Essen. Einer Krankenschwester, die aufgrund einer falschen ärztlichen Verordnung eine zu hohe Arzneidosis gibt, darf gekündigt werden.
Einer Krankenschwester, die aufgrund einer falschen ärztlichen Verordnung einem Patienten eine stark überhöhte Dosis eines Schmerzmittels gegeben hatte, ist vom Essener Uni-Klinikum zu Recht gekündigt worden. So entschied das Arbeitsgericht Essen am Dienstag.
Mit dieser Entscheidung wies die 2. Kammer die Klage der 36 Jahre alten Pflegerin zurück, die sich gegen die fristlose Kündigung zu wehren versucht hatte. Ihr Anwalt Christian Nohr zeigte sich auf Anfrage dieser Zeitung "sehr überrascht" von diesem Urteil und kündigte umgehende Berufung zum Landesarbeitsgericht Düsseldorf an. Er glaubt, dass seine Mandantin fälschlich zum Sündenbock für die Fehler dreier Ärztinnen gemacht werde.
Ärztin verordnet zu hohe Dosis
Mitte Juni hatte der Patient erstmals im Klinikum gelegen. Eine Assistenzärztin hatte in der elektronischen Patientenakte eingetragen, er solle dreimal täglich 40 ml des Schmerzmittels Levomethadon Aristo erhalten.
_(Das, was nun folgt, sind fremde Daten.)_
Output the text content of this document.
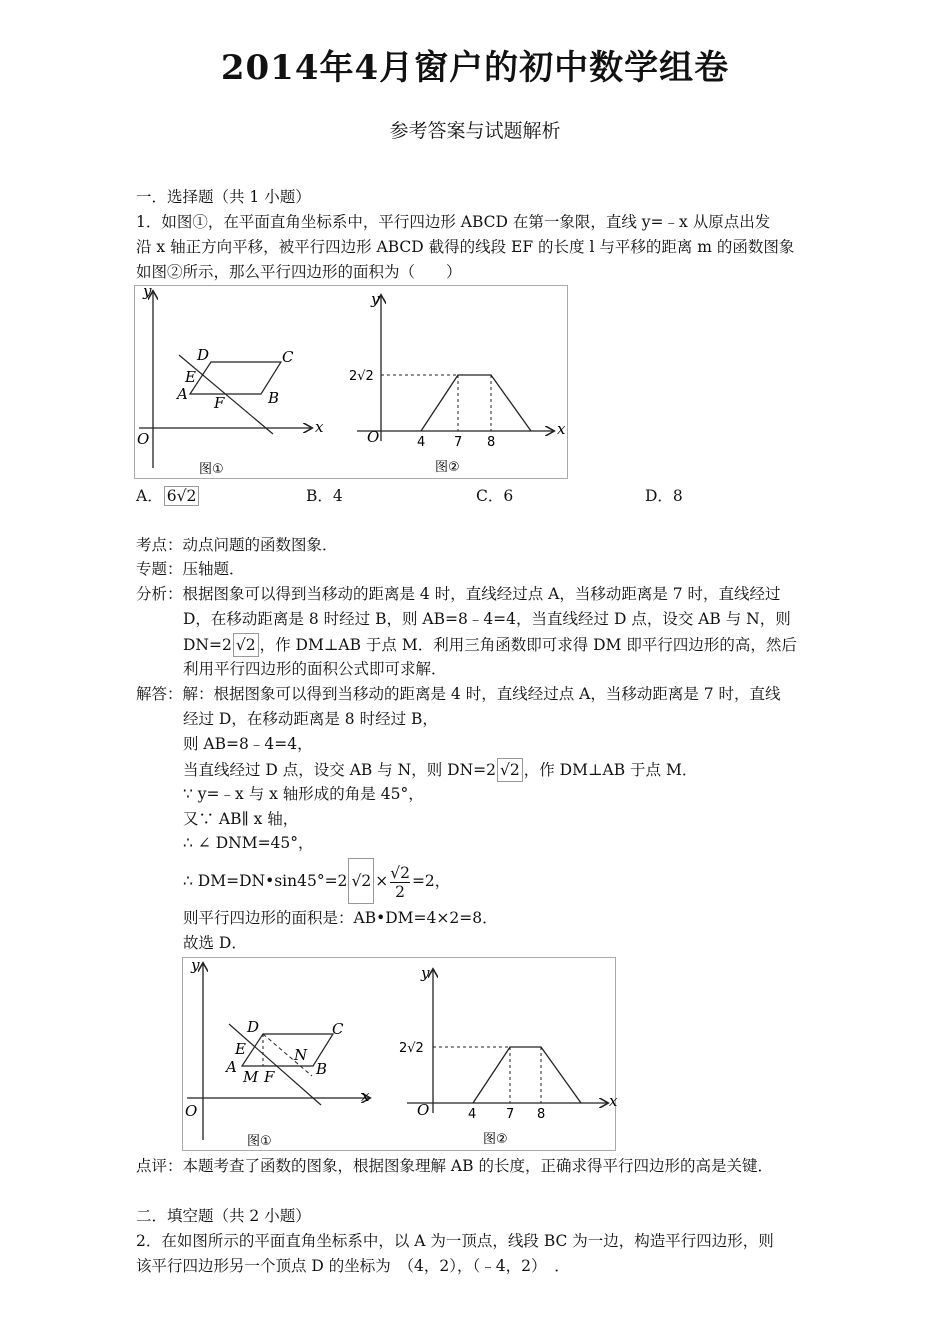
2014年4月窗户的初中数学组卷
参考答案与试题解析
一．选择题（共 1 小题）
1．如图①，在平面直角坐标系中，平行四边形 ABCD 在第一象限，直线 y=﹣x 从原点出发
沿 x 轴正方向平移，被平行四边形 ABCD 截得的线段 EF 的长度 l 与平移的距离 m 的函数图象
如图②所示，那么平行四边形的面积为（　　）
y
x
O
D	C
E
A F	B
图①
y
x
O
2√2
4 7 8
图②
A． 6√2	B．4	C．6	D．8
考点：动点问题的函数图象．
专题：压轴题．
分析：根据图象可以得到当移动的距离是 4 时，直线经过点 A，当移动距离是 7 时，直线经过
D，在移动距离是 8 时经过 B，则 AB=8﹣4=4，当直线经过 D 点，设交 AB 与 N，则
DN=2 √2 ，作 DM⊥AB 于点 M．利用三角函数即可求得 DM 即平行四边形的高，然后
利用平行四边形的面积公式即可求解．
解答：解：根据图象可以得到当移动的距离是 4 时，直线经过点 A，当移动距离是 7 时，直线
经过 D，在移动距离是 8 时经过 B，
则 AB=8﹣4=4，
当直线经过 D 点，设交 AB 与 N，则 DN=2 √2 ，作 DM⊥AB 于点 M．
∵ y=﹣x 与 x 轴形成的角是 45°，
又∵ AB∥ x 轴，
∴ ∠ DNM=45°，
∴ DM=DN•sin45°=2 $√2 \times \frac{√2}{2} =2$，
则平行四边形的面积是：AB•DM=4×2=8．
故选 D．
y
x
O
D	C
E
A
M F
N
B
图①
y
x
O
2√2
4 7 8
图②
点评：本题考查了函数的图象，根据图象理解 AB 的长度，正确求得平行四边形的高是关键．
二．填空题（共 2 小题）
2．在如图所示的平面直角坐标系中，以 A 为一顶点，线段 BC 为一边，构造平行四边形，则
该平行四边形另一个顶点 D 的坐标为　（4，2），（﹣4，2）　．
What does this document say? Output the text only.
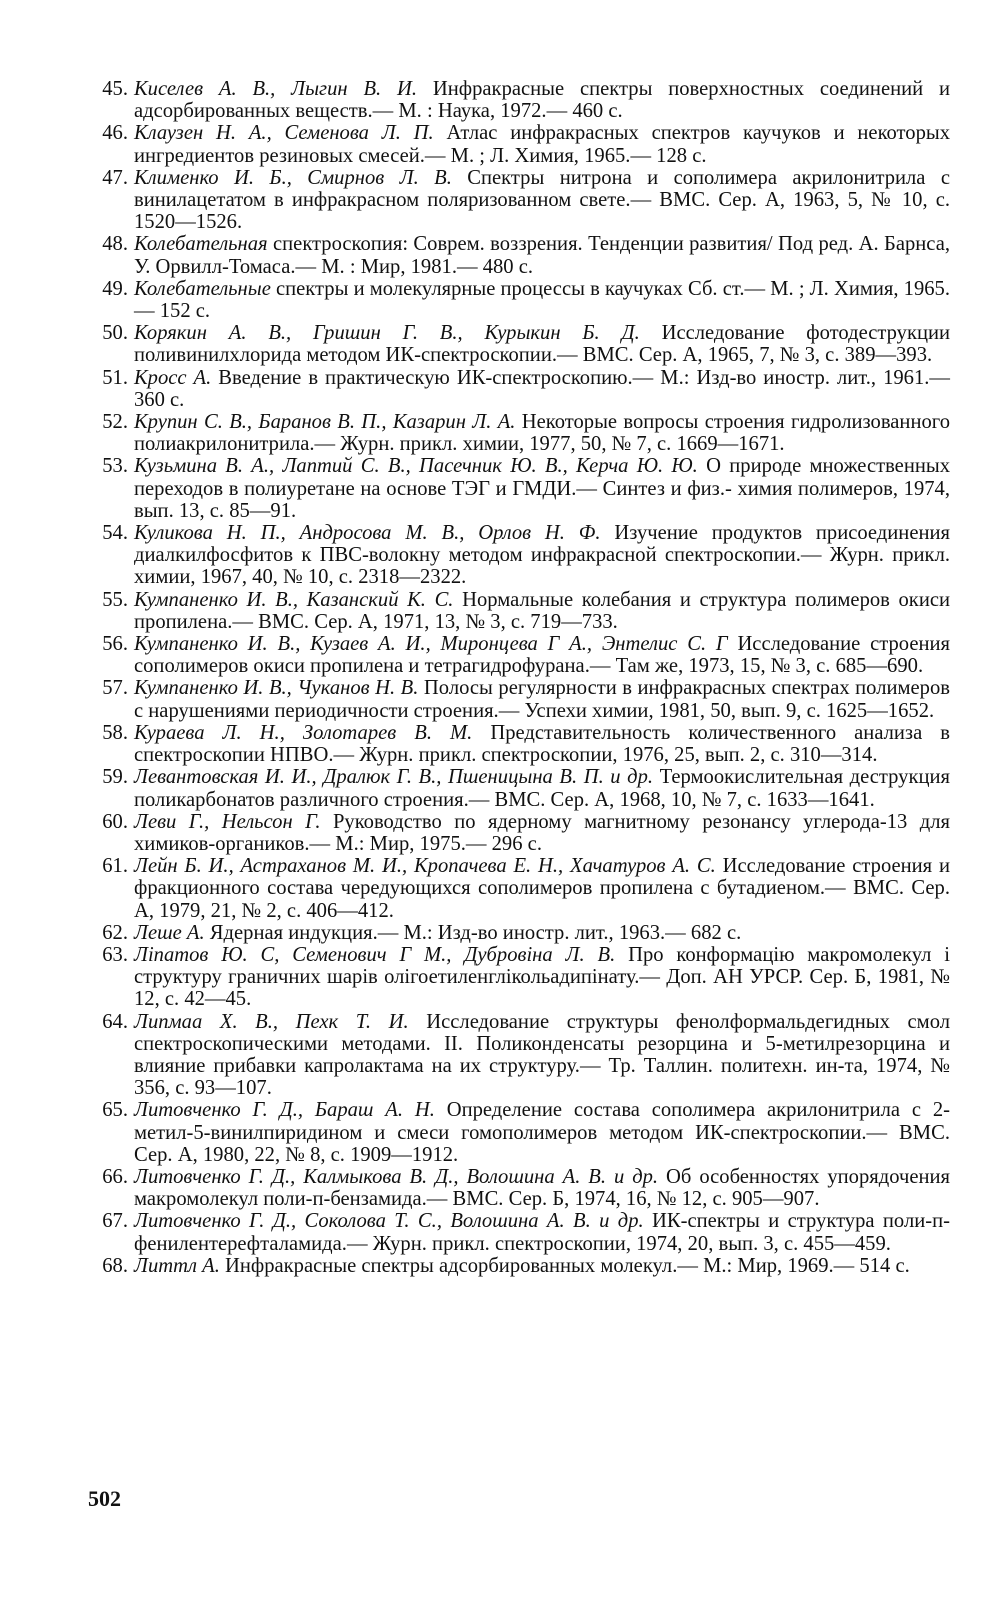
45. Киселев А. В., Лыгин В. И. Инфракрасные спектры поверхностных соединений и адсорбированных веществ.— М. : Наука, 1972.— 460 с.
46. Клаузен Н. А., Семенова Л. П. Атлас инфракрасных спектров каучуков и некоторых ингредиентов резиновых смесей.— М. ; Л. Химия, 1965.— 128 с.
47. Клименко И. Б., Смирнов Л. В. Спектры нитрона и сополимера акрилонитрила с винилацетатом в инфракрасном поляризованном свете.— ВМС. Сер. А, 1963, 5, № 10, с. 1520—1526.
48. Колебательная спектроскопия: Соврем. воззрения. Тенденции развития/ Под ред. А. Барнса, У. Орвилл-Томаса.— М. : Мир, 1981.— 480 с.
49. Колебательные спектры и молекулярные процессы в каучуках Сб. ст.— М. ; Л. Химия, 1965.— 152 с.
50. Корякин А. В., Гришин Г. В., Курыкин Б. Д. Исследование фотодеструкции поливинилхлорида методом ИК-спектроскопии.— ВМС. Сер. А, 1965, 7, № 3, с. 389—393.
51. Кросс А. Введение в практическую ИК-спектроскопию.— М.: Изд-во иностр. лит., 1961.— 360 с.
52. Крупин С. В., Баранов В. П., Казарин Л. А. Некоторые вопросы строения гидролизованного полиакрилонитрила.— Журн. прикл. химии, 1977, 50, № 7, с. 1669—1671.
53. Кузьмина В. А., Лаптий С. В., Пасечник Ю. В., Керча Ю. Ю. О природе множественных переходов в полиуретане на основе ТЭГ и ГМДИ.— Синтез и физ.- химия полимеров, 1974, вып. 13, с. 85—91.
54. Куликова Н. П., Андросова М. В., Орлов Н. Ф. Изучение продуктов присоединения диалкилфосфитов к ПВС-волокну методом инфракрасной спектроскопии.— Журн. прикл. химии, 1967, 40, № 10, с. 2318—2322.
55. Кумпаненко И. В., Казанский К. С. Нормальные колебания и структура полимеров окиси пропилена.— ВМС. Сер. А, 1971, 13, № 3, с. 719—733.
56. Кумпаненко И. В., Кузаев А. И., Миронцева Г А., Энтелис С. Г Исследование строения сополимеров окиси пропилена и тетрагидрофурана.— Там же, 1973, 15, № 3, с. 685—690.
57. Кумпаненко И. В., Чуканов Н. В. Полосы регулярности в инфракрасных спектрах полимеров с нарушениями периодичности строения.— Успехи химии, 1981, 50, вып. 9, с. 1625—1652.
58. Кураева Л. Н., Золотарев В. М. Представительность количественного анализа в спектроскопии НПВО.— Журн. прикл. спектроскопии, 1976, 25, вып. 2, с. 310—314.
59. Левантовская И. И., Дралюк Г. В., Пшеницына В. П. и др. Термоокислительная деструкция поликарбонатов различного строения.— ВМС. Сер. А, 1968, 10, № 7, с. 1633—1641.
60. Леви Г., Нельсон Г. Руководство по ядерному магнитному резонансу углерода-13 для химиков-органиков.— М.: Мир, 1975.— 296 с.
61. Лейн Б. И., Астраханов М. И., Кропачева Е. Н., Хачатуров А. С. Исследование строения и фракционного состава чередующихся сополимеров пропилена с бутадиеном.— ВМС. Сер. А, 1979, 21, № 2, с. 406—412.
62. Леше А. Ядерная индукция.— М.: Изд-во иностр. лит., 1963.— 682 с.
63. Ліпатов Ю. С, Семенович Г М., Дубровіна Л. В. Про конформацію макромолекул і структуру граничних шарів олігоетиленглікольадипінату.— Доп. АН УРСР. Сер. Б, 1981, № 12, с. 42—45.
64. Липмаа Х. В., Пехк Т. И. Исследование структуры фенолформальдегидных смол спектроскопическими методами. II. Поликонденсаты резорцина и 5-метилрезорцина и влияние прибавки капролактама на их структуру.— Тр. Таллин. политехн. ин-та, 1974, № 356, с. 93—107.
65. Литовченко Г. Д., Бараш А. Н. Определение состава сополимера акрилонитрила с 2-метил-5-винилпиридином и смеси гомополимеров методом ИК-спектроскопии.— ВМС. Сер. А, 1980, 22, № 8, с. 1909—1912.
66. Литовченко Г. Д., Калмыкова В. Д., Волошина А. В. и др. Об особенностях упорядочения макромолекул поли-п-бензамида.— ВМС. Сер. Б, 1974, 16, № 12, с. 905—907.
67. Литовченко Г. Д., Соколова Т. С., Волошина А. В. и др. ИК-спектры и структура поли-п-фенилентерефталамида.— Журн. прикл. спектроскопии, 1974, 20, вып. 3, с. 455—459.
68. Литтл А. Инфракрасные спектры адсорбированных молекул.— М.: Мир, 1969.— 514 с.
502
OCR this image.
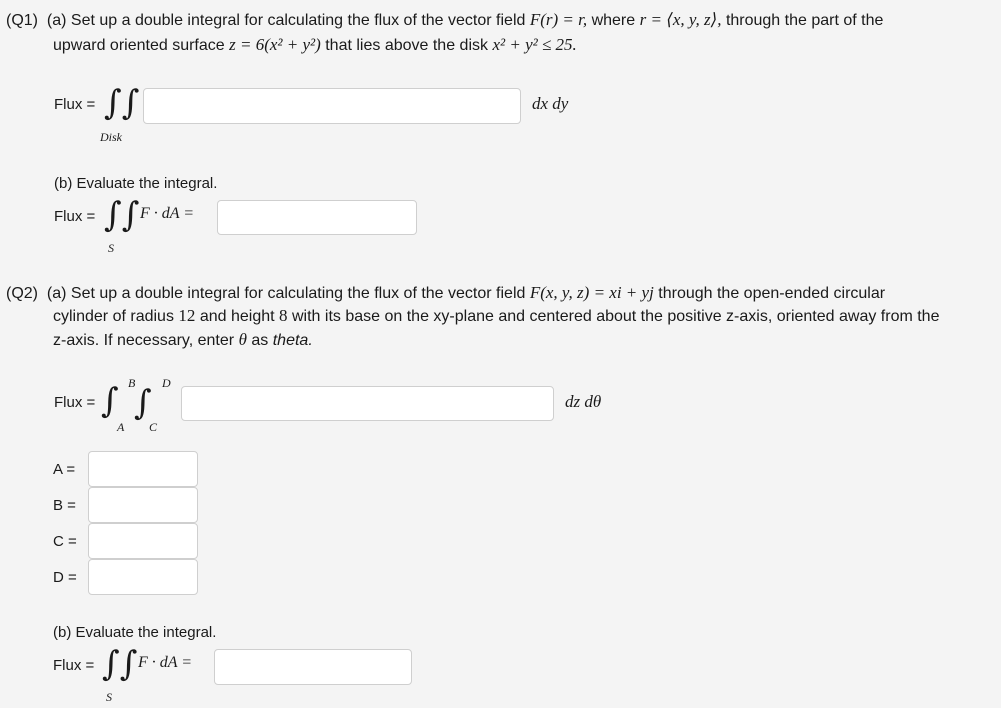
(Q1) (a) Set up a double integral for calculating the flux of the vector field F(r) = r, where r = ⟨x, y, z⟩, through the part of the
upward oriented surface z = 6(x² + y²) that lies above the disk x² + y² ≤ 25.
Flux = ∫∫
Disk
dx dy
(b) Evaluate the integral.
Flux = ∫∫
S
F · dA =
(Q2) (a) Set up a double integral for calculating the flux of the vector field F(x, y, z) = xi + yj through the open-ended circular
cylinder of radius 12 and height 8 with its base on the xy-plane and centered about the positive z-axis, oriented away from the
z-axis. If necessary, enter θ as theta.
Flux = ∫ ∫
B
A
D
C
dz dθ
A =
B =
C =
D =
(b) Evaluate the integral.
Flux = ∫∫
S
F · dA =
Gemeint hatte sie 40 Tropfen, erklärte Anwältin Friederike Winters, die das Klinikum vertrat, am Dienstag. Die Verwechslung hätte den Mann in Lebensgefahr gebracht, hatte das Klinikum schon früher eingeräumt.
Beim ersten Klinikaufenthalt bekam er das Mittel nicht. Als er im Juli erneut eingeliefert wurde, war die lebensgefährliche Dosis in der elektronischen Patientenakte immer noch nicht korrigiert worden. Deshalb bekam er sie erneut von einer anderen Ärztin verordnet. Erst eine Krankenpflegerin in der Nachtschicht bemerkte den Fehler und machte eine weitere Ärztin darauf aufmerksam. Diese gab mündlich die Anordnung, das Schmerzmittel auf keinen Fall zu geben.
Patient kollabierte
Am nächsten Morgen gab die Pflegerin des Tagesdienstes ihm aber die überhöhte Dosis. Er kollabierte, wurde durch ein Gegenmittel aber gerettet.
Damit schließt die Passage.